Noisily the door of the Geheimrat’s room opened. “Who’s bellowing in my house? In my house I do the bellowing!”

“Herr Geheimrat, please go to the office at once. Five convicts have made off.”

Upstairs a servant girl laughed hysterically.

“And because of that you want me to go to your office?” the Geheimrat beamed. “Do you think they’re going to come in order to look at me in your office? I told you at the time—get respectable people! Now I suppose every night I and my wife must look under the bed with a revolver as a torch.”

“This is Neulohe Estate,” said Pagel on the phone. “Neu-lo-he! On behalf of the administration of Meienburg Penitentiary I want to—”

“It’s all right!” came an equable voice at the end of the wire. “We’ve already heard from Meienburg. Who’s speaking? The bailiff? Well, you seem to be up to some fine larks. Couldn’t you have kept your eyes peeled a bit more? Now listen. Ring off, and in the meantime I’ll inform your exchange, and when it rings again it’ll be the exchange giving you all gendarme stations in your district. All you need say to them is: ‘Five convicts escaped; send every man to Neulohe—and jump to it.’ Do this as quickly as you can, all our lines are engaged; the frontier’s not thirteen miles off.…”

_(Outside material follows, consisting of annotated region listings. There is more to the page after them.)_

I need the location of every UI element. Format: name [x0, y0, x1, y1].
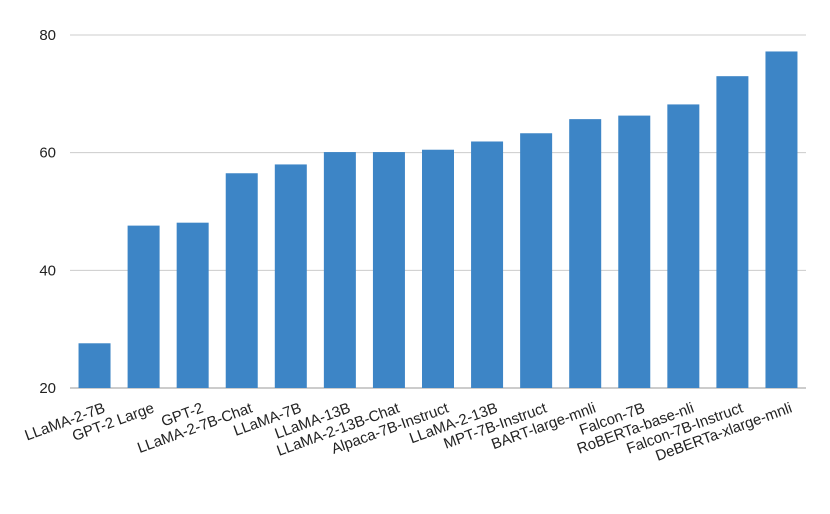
bar [716, 76, 749, 388]
y-axis-tick-labels: 20 40 60 80 [39, 27, 56, 397]
bar [422, 149, 454, 388]
bar [569, 119, 602, 389]
y-tick-label: 40 [39, 262, 56, 279]
bar [520, 133, 553, 388]
y-tick-label: 80 [39, 27, 56, 44]
y-tick-label: 60 [39, 145, 56, 162]
bar [225, 173, 258, 388]
bar [765, 51, 798, 389]
bars [78, 51, 798, 389]
bar [78, 343, 111, 388]
bar [274, 164, 307, 388]
y-tick-label: 20 [39, 380, 56, 397]
bar [471, 141, 504, 388]
bar [372, 152, 405, 388]
bar [176, 222, 209, 388]
bar [323, 152, 356, 388]
bar [667, 104, 700, 388]
bar [618, 115, 651, 388]
bar [127, 225, 160, 388]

The Geheimrat had gone with his granddaughter to the office, nevertheless. Young Pagel went on telephoning; the servants were running about quite brainlessly. Sometimes one stood by him, panting, watching him and reading from his lips a message which was always the same. What crazy faces women can make when they’re frightened, he thought, himself genuinely excited, too. A little upset and a little unhappy. Is the lady upstairs in tears? She must already be fearing for her bit of life. And while he went on repeating the same old warning, he was able to hear in what different ways people reacted to it:

“Donnerwetter!”

“You don’t say so!”

“Just when I’ve got rheumatism in my leg!”

“But what are convicts doing in Neulohe?”

“Is there a reward offered?”

“Well, well! But there, today’s Friday! It would happen when my wife’s cooked a chicken!”